Brain stem cavernous malformations.

机构信息

Division of Neurosurgery, Department of Surgery, National Taiwan University Hospital and National Taiwan University College of Medicine, 7 Chung Shan South Road, Taipei 100, Taiwan.

出版信息

J Clin Neurosci. 2010 Jan;17(1):74-9. doi: 10.1016/j.jocn.2009.06.009. Epub 2009 Dec 14.

Abstract

We retrospectively reviewed the clinical experience of 30 patients with brain stem cavernous malformations (BSCM) treated operatively and non-operatively at our hospital between 1983 and 2005 to elucidate the natural history of BSCM and the factors that affect surgical outcome.
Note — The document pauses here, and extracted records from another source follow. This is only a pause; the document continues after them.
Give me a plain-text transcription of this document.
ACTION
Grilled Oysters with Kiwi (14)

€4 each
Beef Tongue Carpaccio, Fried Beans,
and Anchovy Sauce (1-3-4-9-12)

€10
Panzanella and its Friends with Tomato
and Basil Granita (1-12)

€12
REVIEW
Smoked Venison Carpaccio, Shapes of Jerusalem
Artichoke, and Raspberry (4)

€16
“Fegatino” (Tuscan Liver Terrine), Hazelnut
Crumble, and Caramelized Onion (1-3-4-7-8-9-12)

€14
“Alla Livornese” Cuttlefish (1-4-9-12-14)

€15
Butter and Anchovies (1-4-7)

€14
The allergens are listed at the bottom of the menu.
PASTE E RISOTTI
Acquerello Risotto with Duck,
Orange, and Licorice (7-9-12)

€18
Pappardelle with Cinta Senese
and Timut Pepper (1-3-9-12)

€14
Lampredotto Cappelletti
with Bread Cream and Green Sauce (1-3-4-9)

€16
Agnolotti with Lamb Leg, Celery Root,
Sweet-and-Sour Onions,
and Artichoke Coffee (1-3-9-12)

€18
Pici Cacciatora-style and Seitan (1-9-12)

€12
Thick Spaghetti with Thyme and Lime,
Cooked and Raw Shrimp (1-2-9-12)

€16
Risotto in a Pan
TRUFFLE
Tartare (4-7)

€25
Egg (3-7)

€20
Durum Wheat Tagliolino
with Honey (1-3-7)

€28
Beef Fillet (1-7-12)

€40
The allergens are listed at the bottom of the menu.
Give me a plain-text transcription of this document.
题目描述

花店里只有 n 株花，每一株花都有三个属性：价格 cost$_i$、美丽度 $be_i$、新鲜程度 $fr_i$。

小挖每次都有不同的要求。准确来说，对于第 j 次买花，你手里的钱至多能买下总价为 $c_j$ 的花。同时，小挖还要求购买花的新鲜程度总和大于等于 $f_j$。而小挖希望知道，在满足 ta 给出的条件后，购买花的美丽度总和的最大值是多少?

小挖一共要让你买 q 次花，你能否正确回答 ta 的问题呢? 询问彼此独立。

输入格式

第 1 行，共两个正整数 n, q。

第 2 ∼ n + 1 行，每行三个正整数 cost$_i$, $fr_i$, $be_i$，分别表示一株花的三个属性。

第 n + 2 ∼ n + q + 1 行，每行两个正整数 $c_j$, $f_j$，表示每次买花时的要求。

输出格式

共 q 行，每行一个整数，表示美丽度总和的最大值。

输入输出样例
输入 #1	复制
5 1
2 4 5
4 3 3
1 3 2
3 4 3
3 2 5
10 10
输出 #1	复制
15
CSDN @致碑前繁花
Inpatient charts, imaging studies, operative records, and follow-up results were evaluated. The average follow up was 48.5 months. Twenty-two patients (73.3%) received surgical extirpation and of these 86.4% improved or stabilized and 13.6% deteriorated with permanent or severe morbidity. There was no mortality. Size, preoperative status, and surgical timing were factors related to surgical outcome. In the non-operative group, 50% of the patients were the same or better, 25% deteriorated, and 25% died. With appropriate patient selection, resection of BSCM can be achieved with acceptable morbidity compared with the ominous natural history of these lesions.

摘要

我们回顾性分析了 1983 年至 2005 年期间在我院接受手术和非手术治疗的 30 例脑干海绵状血管畸形(BSCM)患者的临床资料,旨在阐明 BSCM 的自然病程以及影响手术效果的因素。我们评估了住院病历、影像学研究、手术记录和随访结果。平均随访时间为 48.5 个月。22 例患者(73.3%)接受了手术切除,其中 86.4%的患者得到改善或稳定,13.6%的患者出现永久性或严重致残性恶化。无死亡病例。病变大小、术前状态和手术时机是与手术效果相关的因素。在非手术组中,50%的患者病情相同或更好,25%的患者病情恶化,25%的患者死亡。通过适当的患者选择,与这些病变凶险的自然病程相比,BSCM 的切除可以获得可接受的发病率。